Homem também gosta de aconchego no seu canto
PUBLICAÇÃO
sábado, 28 de julho de 2001
Célia Baroni De Londrina 
Sobriedade e leveza; praticidade e aconchego; conforto e sensibilidade. Diz que HQEH (Homem Que É Homem, segundo o cronista Luiz Fernando Veríssimo) não liga para estas coisas.
Mas talvez, na sua crônica, ele esteja se referindo aos HQEH rústicos, daqueles que gostam do chão árido e duro para dormir e semanas sem banho no lombo de um cavalo. Para os outros HQEH, um quarto agradável com todos os acessórios, inclusive uma cama legal e transada faz mais o perfil masculino moderno.
Questões de gosto à parte, o quarto de um homem maduro exige a dose exata das qualidades citadas acima. Sem exageros. O equilíbrio entre objetividade e sensibilidade.
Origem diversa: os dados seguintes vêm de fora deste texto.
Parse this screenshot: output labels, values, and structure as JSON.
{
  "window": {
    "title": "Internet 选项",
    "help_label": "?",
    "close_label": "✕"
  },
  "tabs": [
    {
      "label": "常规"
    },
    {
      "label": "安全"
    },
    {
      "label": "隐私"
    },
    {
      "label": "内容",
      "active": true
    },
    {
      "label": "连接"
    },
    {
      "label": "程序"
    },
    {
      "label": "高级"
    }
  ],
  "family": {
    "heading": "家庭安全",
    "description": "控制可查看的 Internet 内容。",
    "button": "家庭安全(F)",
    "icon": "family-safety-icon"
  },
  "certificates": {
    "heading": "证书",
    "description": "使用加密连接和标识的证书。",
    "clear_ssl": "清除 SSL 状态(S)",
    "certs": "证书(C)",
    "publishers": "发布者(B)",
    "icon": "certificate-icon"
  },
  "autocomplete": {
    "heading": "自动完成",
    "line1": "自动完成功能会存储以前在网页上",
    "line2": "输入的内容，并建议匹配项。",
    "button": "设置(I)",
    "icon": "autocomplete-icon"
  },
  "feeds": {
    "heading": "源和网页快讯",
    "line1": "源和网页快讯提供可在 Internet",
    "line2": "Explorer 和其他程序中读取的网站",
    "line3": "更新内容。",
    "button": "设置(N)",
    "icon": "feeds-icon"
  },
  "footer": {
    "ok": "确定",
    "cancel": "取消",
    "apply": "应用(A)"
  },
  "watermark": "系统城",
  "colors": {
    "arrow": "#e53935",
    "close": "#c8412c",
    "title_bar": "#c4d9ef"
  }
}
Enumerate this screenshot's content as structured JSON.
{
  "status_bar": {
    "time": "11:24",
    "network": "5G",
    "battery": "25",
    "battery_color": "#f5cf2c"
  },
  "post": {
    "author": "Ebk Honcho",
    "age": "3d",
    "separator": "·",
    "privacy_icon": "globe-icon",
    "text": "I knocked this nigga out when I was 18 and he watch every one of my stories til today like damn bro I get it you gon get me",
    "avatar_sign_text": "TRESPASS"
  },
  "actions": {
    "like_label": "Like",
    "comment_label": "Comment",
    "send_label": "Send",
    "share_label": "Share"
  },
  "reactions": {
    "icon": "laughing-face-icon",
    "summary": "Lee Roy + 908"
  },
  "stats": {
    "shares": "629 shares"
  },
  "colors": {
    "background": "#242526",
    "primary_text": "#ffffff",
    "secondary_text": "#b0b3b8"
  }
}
Ao contrário da mulher, o homem precisa de um ambiente leve na quantidade e com funcionalidade máxima nos móveis. Como nós, porém, eles também precisam se sentir envolvidos, protegidos e cuidados, embora nem sempre admitam, explicam as arquitetas Adriana Zanardi e Vilma Okano.
No quarto do rapaz, ambiente criado por elas na 6ª Mostra de Decoração e & Interiores de Londrina (MD&I), elas traduzem o perfil do homem atual. O sucesso sem ostentação está expresso nos poucos móveis de exelente qualidade e bem projetados.
O armário divide espaço com uma estante de portas retráteis. Dentro dela, um equipamento de televisão e som adequados para o espaço do ambiente surgem sempre que requisitados.
Em nenhum momento há ostentação do poder financeiro. Uma cama com colchão flexível e motorizado é a exceção. Mas mais que poder, mostra o perfil de uma pessoa bem humorada que não abre mão do conforto e, porque não, da folga que a tecnologia pode proporcionar.
Além deles, apenas uma mesinha de apoio para a poltrona e o puff ocupam espaço, deixando uma circulação particularmente ampla para o tamanho do quarto. Ficamos contentes justamente porque o quarto permitiu um projeto mais próximo da realidade, mostrando que ter um ambiente agradável é acessível, explicam as arquitetas.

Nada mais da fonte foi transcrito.